悪い子たちにはお仕置きだにゃ

 3人に原因は昼間の猫をいじめたことだと指摘された伊山は、焦りながら全員に言い放った。


「いじめたのは俺だけじゃないからな? トモやカズもあの子猫達に石投げたりしてたろ? 」


「多少は投げたけど、スリングショットはやりすぎだろ! あの白猫は血を流していたし、もしかしたら死んだかもしれないだろ?」


 トモが反論をするが、伊山の言葉で子猫に石を投げたという事実がわかった。

 あそこで子猫といったらモモくらいだろう。フクとソラは子供だけどもう体は大人に近い。ということはモモにこいつらは石を投げたんだな?


 子猫いじめるとか絶対ゆるさん!

 ここいらでもう1回脅しておくかな。今度は助手席の下に移動して鳴いた


「ヒュー ヒュー ニャア ニャア ヒュー ヒュー 」


 息も絶え絶えのような声の猫の鳴き声を聞いたマミは泣き声で


「ごめんなさい! ごめんなさい! 許して下さい!」


 ずっと謝っている。だが残りの3人は固まったように動かない。3人には聞こえなかったのかな?では後ろの方に移動して


「にゃあああああああああああああ!」


「うぁぁああああああああ!」


「ひぃぃぃぃぃ!」


「アウアウ!」


 全員がビビっている。さてここからどういう行動をこいつらは取るかな?


「お昼のところに行って謝ろ?」


「それがいいと思うぞ」


 マミが言うとカズは賛同した。トモも声は出せないが真っ青な顔でうなずいている。


「あの傷じゃもう死んでるし、もしあそこに行ったらもっと怖いのに取り憑かれたらどうするんだよ。今日はなんか変だし帰ろう」


 ジンはそう言って車をUターンさせた。帰りの車は声が聞こえないように更に大きな音量の音楽がかかっていた。まぁそれはそれで面白いことができるんだけどな……
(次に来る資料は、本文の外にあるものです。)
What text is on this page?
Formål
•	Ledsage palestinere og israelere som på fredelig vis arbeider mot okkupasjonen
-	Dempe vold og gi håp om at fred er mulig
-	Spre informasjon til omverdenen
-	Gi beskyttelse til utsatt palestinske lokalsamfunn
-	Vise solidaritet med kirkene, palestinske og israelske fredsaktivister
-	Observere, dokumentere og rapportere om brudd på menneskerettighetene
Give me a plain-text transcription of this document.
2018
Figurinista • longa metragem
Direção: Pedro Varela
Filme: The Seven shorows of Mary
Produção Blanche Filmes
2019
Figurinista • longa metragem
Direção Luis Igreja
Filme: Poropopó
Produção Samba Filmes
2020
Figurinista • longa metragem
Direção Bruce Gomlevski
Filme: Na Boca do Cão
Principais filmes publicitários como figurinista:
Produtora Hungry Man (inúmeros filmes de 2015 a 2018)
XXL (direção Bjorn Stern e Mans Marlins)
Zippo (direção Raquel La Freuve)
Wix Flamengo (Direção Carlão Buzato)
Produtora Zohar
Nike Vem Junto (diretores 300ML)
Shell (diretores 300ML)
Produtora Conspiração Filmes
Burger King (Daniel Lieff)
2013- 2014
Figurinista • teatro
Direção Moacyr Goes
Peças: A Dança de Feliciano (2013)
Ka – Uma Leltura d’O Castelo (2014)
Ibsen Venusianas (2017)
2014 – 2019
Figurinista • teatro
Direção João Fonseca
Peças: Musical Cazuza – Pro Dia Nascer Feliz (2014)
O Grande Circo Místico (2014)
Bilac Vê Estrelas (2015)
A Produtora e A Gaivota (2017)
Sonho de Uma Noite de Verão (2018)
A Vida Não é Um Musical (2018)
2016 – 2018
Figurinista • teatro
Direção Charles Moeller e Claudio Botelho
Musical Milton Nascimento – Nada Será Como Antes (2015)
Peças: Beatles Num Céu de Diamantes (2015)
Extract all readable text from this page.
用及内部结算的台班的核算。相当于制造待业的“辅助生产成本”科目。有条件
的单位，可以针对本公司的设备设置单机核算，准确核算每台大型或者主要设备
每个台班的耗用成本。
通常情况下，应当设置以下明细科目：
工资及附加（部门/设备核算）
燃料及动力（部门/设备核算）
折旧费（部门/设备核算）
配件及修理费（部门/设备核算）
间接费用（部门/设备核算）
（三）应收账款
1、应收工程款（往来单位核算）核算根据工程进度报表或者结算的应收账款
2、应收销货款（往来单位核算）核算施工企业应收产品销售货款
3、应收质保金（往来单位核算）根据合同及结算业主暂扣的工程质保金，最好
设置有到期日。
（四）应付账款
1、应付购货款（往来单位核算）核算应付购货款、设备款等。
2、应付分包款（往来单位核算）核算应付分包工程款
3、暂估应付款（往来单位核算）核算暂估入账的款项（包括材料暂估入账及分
 信号待ちになった瞬間、オーディオのスイッチをオフにする。お腹にズンズンとくるようなサウンドがいきなり止まり、エンジン音は大きいのに、静かな森の中にいるような静けさに思える。そして俺が再度鳴き声をあげる


「にゃあ~ にゃあ~」


「ごめんなさい、ごめんなさい、ごめんなさい……」


 マミは一心不乱にごめんなさいを連呼している


 そろそろ青に変わるタイミングでオーディオスイッチをオンにした。


 トモもカズも声には出さないが足がガタガタと震えている。ジンも平常心を装いながら、脂汗を出しながら車を走らせた。

 待ち合わせの駅に付いたら3人は転がるように車から降りた。


「おい! まみ送っていくぞ」


「嫌ぁぁ 絶対無理! その車祟られてるって!」


「そんなバカ事はないだろ! 祟りとか迷信だ」


「じゃなんで猫の声が車の中で聞こえるの? なんで音楽が消えたり付いたりするの?」


「なんかの故障だろ? 猫はどこかの隙間に入っているのもしれないから、今から追い出すよ!」


「とにかく今日は電車で帰る」


「トモたちはどうする?」


 二人共首を横に振りながら


「電車で帰るよ、じゃあな」


 3人は駅の中に歩いて行った。もちろん俺の追跡用の魔石をバッグにいれた状態で……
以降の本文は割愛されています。